Good and bad w/ replacing stock preamp jumpers?


In the past several days I replaced the stock preamp jumpers on my integrated ($2800 retail) with aftermarket jumpers. I was told once by an audiophile he felt that removing the stock jumpers on my integrated (the amp in question was an expensive one-$5k) for aftermarket jumpers can change the tonal balance of an integrated, thus changing the designers intended sonic presentation. What are your thoughts on this? What's your experience with aftermarket jumpers? Also, aren't the preamp jumpers perfoming the same function as interconnects do between a separate preamplifier and separate power amp? And if they are, why do most of these manufacturers use cheap pieces of metal to connect an integrated's preamp to amp? This occurs even in some of the better more expensive integrateds? Why not provide a quality connection that could conceivably improve the sonics of the unit? I've read where audiophiles with integrateds routinely replace these cheap metal jumpers with a quality interconnect and gain improvements. It makes no sense that a manufacturer spends the money on R&D to build a quality integrated with quality parts and then compromises it with a poor quality connection between the preamp and amp when there is all this hubbub in audiophilia about better and more exotic interconnects that will take your system to the next level. If the quality of interconnects are considered by almost everyone in the audio world to be so vital to an audio systems performace why is the quality of the preamp jumper no less important? Or am I way off base here? Thanks for your perspective.
foster_9
I replaced the stock wires between pre & power sections in my Nu-Vista integrated..
About 5 inches of custom made KCAG with Eichmann Silver bullets gave a huge leap in transparency & detail and took the amp to an altogether higher level.
Si
For me, it seems as though there has been a sonic improvement since I replaced the stock jumpers; not as much as I hoped however.
I replaced the stock jumpers on my old Bryston B-60 with Tara Lab's The Missing Link. There was a definite change, the sound became more laid back, with a deeper and wider soundstage. With the stock jumpers the sound seemed a bit bright and two dimensional.
My experience has been that when someone states

it seems as though there has been a sonic improvement

there hasn't been any change, just what they had hoped to hear.

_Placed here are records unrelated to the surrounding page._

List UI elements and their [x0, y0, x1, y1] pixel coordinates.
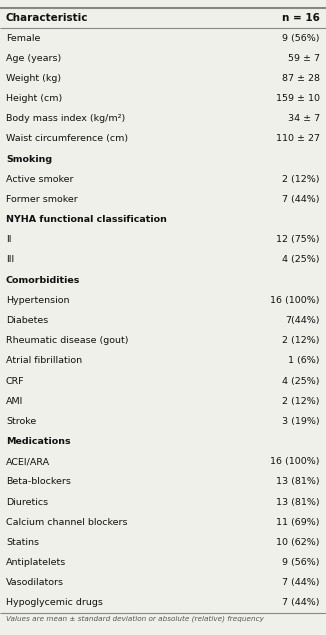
Text: 10 (62%): 10 (62%) [276, 538, 320, 547]
Text: Atrial fibrillation: Atrial fibrillation [6, 356, 82, 365]
Text: 110 ± 27: 110 ± 27 [276, 135, 320, 144]
Text: Smoking: Smoking [6, 154, 52, 164]
Text: Calcium channel blockers: Calcium channel blockers [6, 518, 127, 526]
Text: Age (years): Age (years) [6, 54, 61, 63]
Text: Stroke: Stroke [6, 417, 36, 426]
Text: Body mass index (kg/m²): Body mass index (kg/m²) [6, 114, 125, 123]
Text: Characteristic: Characteristic [6, 13, 88, 23]
Text: 12 (75%): 12 (75%) [276, 236, 320, 244]
Text: 59 ± 7: 59 ± 7 [288, 54, 320, 63]
Text: Height (cm): Height (cm) [6, 94, 62, 103]
Text: Beta-blockers: Beta-blockers [6, 478, 71, 486]
Text: 16 (100%): 16 (100%) [271, 457, 320, 466]
Text: Medications: Medications [6, 437, 71, 446]
Text: Diuretics: Diuretics [6, 498, 48, 507]
Text: Active smoker: Active smoker [6, 175, 73, 184]
Text: 16 (100%): 16 (100%) [271, 296, 320, 305]
Text: 7 (44%): 7 (44%) [283, 578, 320, 587]
Text: Antiplatelets: Antiplatelets [6, 558, 66, 567]
Text: 4 (25%): 4 (25%) [283, 255, 320, 265]
Text: Diabetes: Diabetes [6, 316, 48, 325]
Text: 1 (6%): 1 (6%) [289, 356, 320, 365]
Text: 159 ± 10: 159 ± 10 [276, 94, 320, 103]
Text: ACEI/ARA: ACEI/ARA [6, 457, 50, 466]
Text: 7 (44%): 7 (44%) [283, 195, 320, 204]
Text: AMI: AMI [6, 397, 23, 406]
Text: n = 16: n = 16 [282, 13, 320, 23]
Text: III: III [6, 255, 14, 265]
Text: Statins: Statins [6, 538, 39, 547]
Text: Hypertension: Hypertension [6, 296, 69, 305]
Text: II: II [6, 236, 11, 244]
Text: 4 (25%): 4 (25%) [283, 377, 320, 385]
Text: 13 (81%): 13 (81%) [276, 498, 320, 507]
Text: 2 (12%): 2 (12%) [283, 397, 320, 406]
Text: 11 (69%): 11 (69%) [276, 518, 320, 526]
Text: 7(44%): 7(44%) [286, 316, 320, 325]
Text: Values are mean ± standard deviation or absolute (relative) frequency: Values are mean ± standard deviation or … [6, 615, 264, 622]
Text: CRF: CRF [6, 377, 25, 385]
Text: Former smoker: Former smoker [6, 195, 78, 204]
Text: 2 (12%): 2 (12%) [283, 175, 320, 184]
Text: 9 (56%): 9 (56%) [283, 558, 320, 567]
Text: 2 (12%): 2 (12%) [283, 336, 320, 345]
Text: NYHA functional classification: NYHA functional classification [6, 215, 167, 224]
Text: Weight (kg): Weight (kg) [6, 74, 61, 83]
Text: 34 ± 7: 34 ± 7 [288, 114, 320, 123]
Text: 7 (44%): 7 (44%) [283, 598, 320, 608]
Text: Hypoglycemic drugs: Hypoglycemic drugs [6, 598, 103, 608]
Text: Rheumatic disease (gout): Rheumatic disease (gout) [6, 336, 128, 345]
Text: Female: Female [6, 34, 40, 43]
Text: Vasodilators: Vasodilators [6, 578, 64, 587]
Text: 87 ± 28: 87 ± 28 [282, 74, 320, 83]
Text: 3 (19%): 3 (19%) [282, 417, 320, 426]
Text: Comorbidities: Comorbidities [6, 276, 81, 284]
Text: Waist circumference (cm): Waist circumference (cm) [6, 135, 128, 144]
Text: 9 (56%): 9 (56%) [283, 34, 320, 43]
Text: 13 (81%): 13 (81%) [276, 478, 320, 486]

You describe them as being "cheap metal." Doesn't that pretty much describe every cable/connector known to man? Even the interconnects that cost a lot of money are actually made from "cheap metal."

There are traces on circuit boards inside the piece that are much, much longer than your jumpers and made from just as cheap metal.

In fact, you might have longer pieces of wire inside the integrated from the connector to the circuit boards. There are others here who claim great impovements from changing these 1 to 2 inch pieces of wire with very expensive sections of interconnects. You asked for perspectives, mine is that this is audiophile nervosa in the extreme.
The point is just to have as good metal inside the jumpers than anywhere else.
You can say, Herman, that it's cheap metal.
It's irrelevant : it's not expensive like platine, of course, but between silver in jumpers, for instance, and poor (really impure) copper jumpers I got with my speakers, though they were very expensive ones, there is a big difference of quality.
A difference that put good jumpers at the level of the whole wiring.

I haven't bought the most expensive jumpers (same brand as my cables), but good quality silver jumpers, not too expensive, and there has been a big improvement in sonic quality between thoses 2 pairs of jumpers.